The SIU Carbondale program will cover a range of subjects necessary to understand the functioning of American government, politics and public policy making. The American studies topics will include democracy, political culture, demographic diversity, elections, the creation of a civil society built on an extensive network of non-profit organizations, the U.S. Constitutional framework and the Rule of Law.
Students will tour Carbondale city government operations, participate in volunteer activities at the Carbondale Boys and Girls Club, the Senior Citizens Center, and two local environmental organizations, Green Earth and Keep Carbondale Beautiful. They will also attend a minor league baseball game, Sunset Concerts on the SIU campus, spend a weekend with families in the Chester area, and participate in the Kaskaskia Island Fourth of July celebration.
The students will also take cultural trips to St. Louis, Chicago and Springfield and meet with policy makers on a variety of topics including public financing, governing in a large metropolis and the dynamics of messaging in a political campaign.
The State Department sponsors the program. The university has hosted institutes dating back to mid-1990s. The initiative began with hosting international faculty members, with the focus switching in 2003 to students.

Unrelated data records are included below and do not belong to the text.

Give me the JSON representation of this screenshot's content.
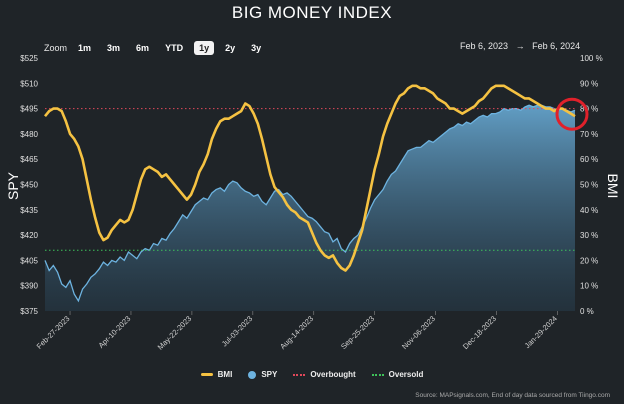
{
  "title": "BIG MONEY INDEX",
  "zoom": {
    "label": "Zoom",
    "buttons": [
      "1m",
      "3m",
      "6m",
      "YTD",
      "1y",
      "2y",
      "3y"
    ],
    "selected": "1y"
  },
  "range": {
    "from": "Feb 6, 2023",
    "arrow": "→",
    "to": "Feb 6, 2024"
  },
  "legend": [
    {
      "name": "BMI",
      "color": "#f5c242",
      "shape": "line"
    },
    {
      "name": "SPY",
      "color": "#6db3e0",
      "shape": "dot"
    },
    {
      "name": "Overbought",
      "color": "#e0485a",
      "shape": "dash"
    },
    {
      "name": "Oversold",
      "color": "#3ec25a",
      "shape": "dash"
    }
  ],
  "source": "Source: MAPsignals.com, End of day data sourced from Tiingo.com",
  "chart_data": {
    "type": "line",
    "title": "BIG MONEY INDEX",
    "ylabel_left": "SPY",
    "ylabel_right": "BMI",
    "ylim_left": [
      375,
      525
    ],
    "ylim_right": [
      0,
      100
    ],
    "yticks_left": [
      "$375",
      "$390",
      "$405",
      "$420",
      "$435",
      "$450",
      "$465",
      "$480",
      "$495",
      "$510",
      "$525"
    ],
    "yticks_right": [
      "0 %",
      "10 %",
      "20 %",
      "30 %",
      "40 %",
      "50 %",
      "60 %",
      "70 %",
      "80 %",
      "90 %",
      "100 %"
    ],
    "xticks": [
      "Feb-27-2023",
      "Apr-10-2023",
      "May-22-2023",
      "Jul-03-2023",
      "Aug-14-2023",
      "Sep-25-2023",
      "Nov-06-2023",
      "Dec-18-2023",
      "Jan-29-2024"
    ],
    "overbought": 80,
    "oversold": 24,
    "legend_position": "bottom",
    "grid": false,
    "series": [
      {
        "name": "BMI",
        "axis": "right",
        "color": "#f5c242",
        "x": [
          0,
          2,
          4,
          6,
          8,
          10,
          12,
          14,
          16,
          18,
          20,
          22,
          24,
          26,
          28,
          30,
          32,
          34,
          36,
          38,
          40,
          42,
          44,
          46,
          48,
          50,
          52,
          54,
          56,
          58,
          60,
          62,
          64,
          66,
          68,
          70,
          72,
          74,
          76,
          78,
          80,
          82,
          84,
          86,
          88,
          90,
          92,
          94,
          96,
          98,
          100,
          102,
          104,
          106,
          108,
          110,
          112,
          114,
          116,
          118,
          120,
          122,
          124,
          126,
          128,
          130,
          132,
          134,
          136,
          138,
          140,
          142,
          144,
          146,
          148,
          150,
          152,
          154,
          156,
          158,
          160,
          162,
          164,
          166,
          168,
          170,
          172,
          174,
          176,
          178,
          180,
          182,
          184,
          186,
          188,
          190,
          192,
          194,
          196,
          198,
          200,
          202,
          204,
          206,
          208,
          210,
          212,
          214,
          216,
          218,
          220,
          222,
          224,
          226,
          228,
          230,
          232,
          234,
          236,
          238,
          240,
          242,
          244,
          246,
          248,
          250,
          252,
          254
        ],
        "values": [
          77,
          79,
          80,
          80,
          79,
          75,
          70,
          68,
          65,
          60,
          52,
          44,
          37,
          31,
          28,
          29,
          32,
          34,
          36,
          35,
          36,
          40,
          46,
          52,
          56,
          57,
          56,
          55,
          53,
          54,
          52,
          50,
          48,
          46,
          44,
          46,
          50,
          55,
          58,
          62,
          68,
          72,
          75,
          76,
          76,
          77,
          78,
          79,
          82,
          81,
          78,
          74,
          68,
          61,
          54,
          49,
          47,
          45,
          42,
          40,
          39,
          37,
          36,
          35,
          31,
          27,
          24,
          22,
          21,
          22,
          19,
          17,
          16,
          18,
          22,
          27,
          32,
          40,
          48,
          56,
          62,
          69,
          74,
          78,
          82,
          85,
          86,
          88,
          89,
          89,
          88,
          88,
          87,
          86,
          84,
          83,
          82,
          80,
          80,
          79,
          78,
          79,
          80,
          81,
          83,
          84,
          86,
          88,
          89,
          89,
          89,
          88,
          87,
          86,
          85,
          84,
          84,
          83,
          82,
          81,
          80,
          80,
          79,
          80,
          80,
          79,
          78,
          77
        ]
      },
      {
        "name": "SPY",
        "axis": "left",
        "color": "#6db3e0",
        "x": [
          0,
          2,
          4,
          6,
          8,
          10,
          12,
          14,
          16,
          18,
          20,
          22,
          24,
          26,
          28,
          30,
          32,
          34,
          36,
          38,
          40,
          42,
          44,
          46,
          48,
          50,
          52,
          54,
          56,
          58,
          60,
          62,
          64,
          66,
          68,
          70,
          72,
          74,
          76,
          78,
          80,
          82,
          84,
          86,
          88,
          90,
          92,
          94,
          96,
          98,
          100,
          102,
          104,
          106,
          108,
          110,
          112,
          114,
          116,
          118,
          120,
          122,
          124,
          126,
          128,
          130,
          132,
          134,
          136,
          138,
          140,
          142,
          144,
          146,
          148,
          150,
          152,
          154,
          156,
          158,
          160,
          162,
          164,
          166,
          168,
          170,
          172,
          174,
          176,
          178,
          180,
          182,
          184,
          186,
          188,
          190,
          192,
          194,
          196,
          198,
          200,
          202,
          204,
          206,
          208,
          210,
          212,
          214,
          216,
          218,
          220,
          222,
          224,
          226,
          228,
          230,
          232,
          234,
          236,
          238,
          240,
          242,
          244,
          246,
          248,
          250,
          252,
          254
        ],
        "values": [
          405,
          399,
          402,
          398,
          391,
          389,
          393,
          385,
          381,
          388,
          391,
          395,
          397,
          400,
          404,
          402,
          405,
          404,
          407,
          405,
          410,
          408,
          406,
          410,
          412,
          411,
          415,
          414,
          418,
          417,
          421,
          424,
          428,
          432,
          430,
          434,
          438,
          440,
          442,
          441,
          445,
          447,
          448,
          446,
          450,
          452,
          451,
          448,
          446,
          445,
          443,
          444,
          440,
          438,
          442,
          446,
          447,
          444,
          445,
          443,
          440,
          437,
          434,
          431,
          430,
          428,
          425,
          422,
          421,
          416,
          418,
          412,
          410,
          415,
          418,
          420,
          425,
          430,
          436,
          441,
          444,
          447,
          452,
          456,
          458,
          462,
          466,
          470,
          471,
          472,
          472,
          474,
          476,
          475,
          477,
          479,
          481,
          483,
          484,
          486,
          485,
          487,
          486,
          488,
          490,
          491,
          490,
          492,
          492,
          493,
          495,
          494,
          495,
          495,
          494,
          496,
          497,
          496,
          497,
          497,
          496,
          496,
          495,
          494,
          495,
          494,
          493,
          494
        ]
      }
    ]
  }
}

More than 350 students and faculty have participated in SIU’s program.
John L. Foster, emeritus faculty in the Department of Political Science, is administrative director. John S. Jackson, a visiting professor with the Paul Simon Public Policy Institute, is a co-director.
Foster said the university’s programs “have been part of a large number of U.S. Department of State-sponsored exchange efforts, including the various Fulbright programs.” State Department exchange programs have more than 300,000 alumni, including 18 heads of state, 43 Nobel laureates and 78 Pulitzer Prize winners, Foster said.
The programs “are intended to expand U.S. influence across the world through an increased understanding of values and culture using non-military resources -- often called ‘soft power,’” Foster said.
Foster said one of his favorite memories from the institutes came in 2013 when a participant “most effectively summarized a great deal of academic and journalistic work on soft power” by noting that the “United States is everyone’s second country.”